The medical care of persons with ID is complex, requiring thinking across disciplinary boundaries and, sometimes, special knowledge and skills. In order to teach the latter, specialty societies such as the German Society for Persons with Intellectual and Multiple Disability (Deutsche Gesellschaft für Medizin für Menschen mit geistiger und mehrfacher Behinderung, DGMGB; www.dgmgb.de) and the German Society for Mental Health in Persons with Intellectual Disability (Deutsche Gesellschaft für seelische Gesundheit bei Menschen mit geistiger Behinderung, DGSGB; www.dgsgb.de) host regular contining medical education events and issue specialized publications, such as the journal “Inklusive Medizin” or the DGSGB materials collection. A number of providers of continuing medical education offer a certificate of training in medicine for persons with intellectual or multiple disability that is recognized by the German Medical Association. The organizational challenges of this compex work were taken into account in the founding, in 2016, of medical treatment centers for adults with intellectual disability or severe multiple disabilities (Medizinische Behandlungszentren für Erwachsene mit geistiger Behinderung oder schweren Mehrfachbehinderungen, (MZEB; www.bagmzeb.de) of which there have been 38 in Germany since early 2019.

Key Messages.

  • Persons with intellectual disability (ID) have elevated morbidity and mortality.

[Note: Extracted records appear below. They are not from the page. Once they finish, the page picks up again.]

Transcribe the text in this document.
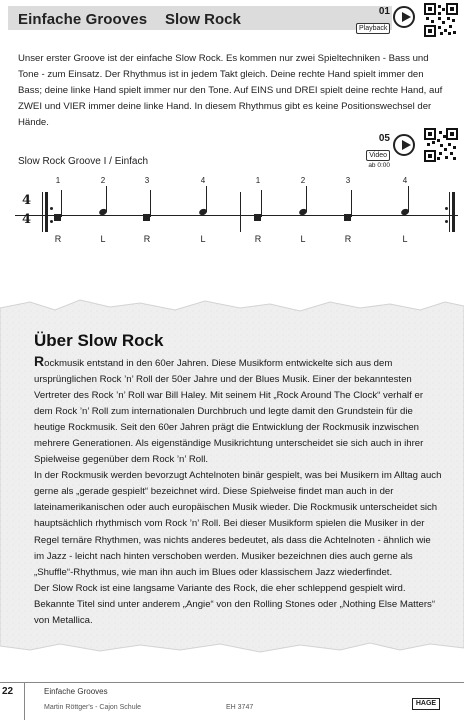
Einfache Grooves Slow Rock	01
Playback
Unser erster Groove ist der einfache Slow Rock. Es kommen nur zwei Spieltechniken - Bass und Tone - zum Einsatz. Der Rhythmus ist in jedem Takt gleich. Deine rechte Hand spielt immer den Bass; deine linke Hand spielt immer nur den Tone. Auf EINS und DREI spielt deine rechte Hand, auf ZWEI und VIER immer deine linke Hand. In diesem Rhythmus gibt es keine Positionswechsel der Hände.
Slow Rock Groove I / Einfach
05
Video
ab 0:00
4
4
1	2	3	4	1	2	3	4
R	L	R	L	R	L	R	L
Über Slow Rock

Rockmusik entstand in den 60er Jahren. Diese Musikform entwickelte sich aus dem ursprünglichen Rock ’n’ Roll der 50er Jahre und der Blues Musik. Einer der bekanntesten Vertreter des Rock ’n’ Roll war Bill Haley. Mit seinem Hit „Rock Around The Clock“ verhalf er dem Rock ’n’ Roll zum internationalen Durchbruch und legte damit den Grundstein für die heutige Rockmusik. Seit den 60er Jahren prägt die Entwicklung der Rockmusik inzwischen mehrere Generationen. Als eigenständige Musikrichtung unterscheidet sie sich auch in ihrer Spielweise gegenüber dem Rock ’n’ Roll.

In der Rockmusik werden bevorzugt Achtelnoten binär gespielt, was bei Musikern im Alltag auch gerne als „gerade gespielt“ bezeichnet wird. Diese Spielweise findet man auch in der lateinamerikanischen oder auch europäischen Musik wieder. Die Rockmusik unterscheidet sich hauptsächlich rhythmisch vom Rock ’n’ Roll. Bei dieser Musikform spielen die Musiker in der Regel ternäre Rhythmen, was nichts anderes bedeutet, als dass die Achtelnoten - ähnlich wie im Jazz - leicht nach hinten verschoben werden. Musiker bezeichnen dies auch gerne als „Shuffle“-Rhythmus, wie man ihn auch im Blues oder klassischem Jazz wiederfindet.

Der Slow Rock ist eine langsame Variante des Rock, die eher schleppend gespielt wird. Bekannte Titel sind unter anderem „Angie“ von den Rolling Stones oder „Nothing Else Matters“ von Metallica.

22	Einfache Grooves
Martin Röttger's - Cajon Schule	EH 3747
HAGE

  • The medical assessment of ID is performed according to the biopsychosocial model of disease and includes an estimation of the patient’s developmental age.

  • The patient’s modes of behavior and complaints must be interpreted in the light of his or her cognitive and emotional stage of development.

  • In the care of the patient, simple language should be used, and an appropriate physician–patient relationship should be established.

  • In Germany, specialized medical centers (MZEB) are available for help with unusually complex clinical situations.

Acknowledgments

Translated from the original German by Ethan Taub, M.D.

Footnotes

Conflict of interest statement

Dr. Sappok has received royalities for authoring or co-authoring publications on the topic of this article. She has received third-party funding for an SEO project from the Bodelschwinghsche Stiftungen Bethel.

Dr. Winterholler serves on the board of the BAG-MZEB. He has received lecture honoraria from Merz Pharma, Ipsen Pharma, Allergan Deutschland, and UCB Pharma.

Prof. Diefenbacher has received lecture honoraria and reimbursement of travel expenses from FomF GmbH.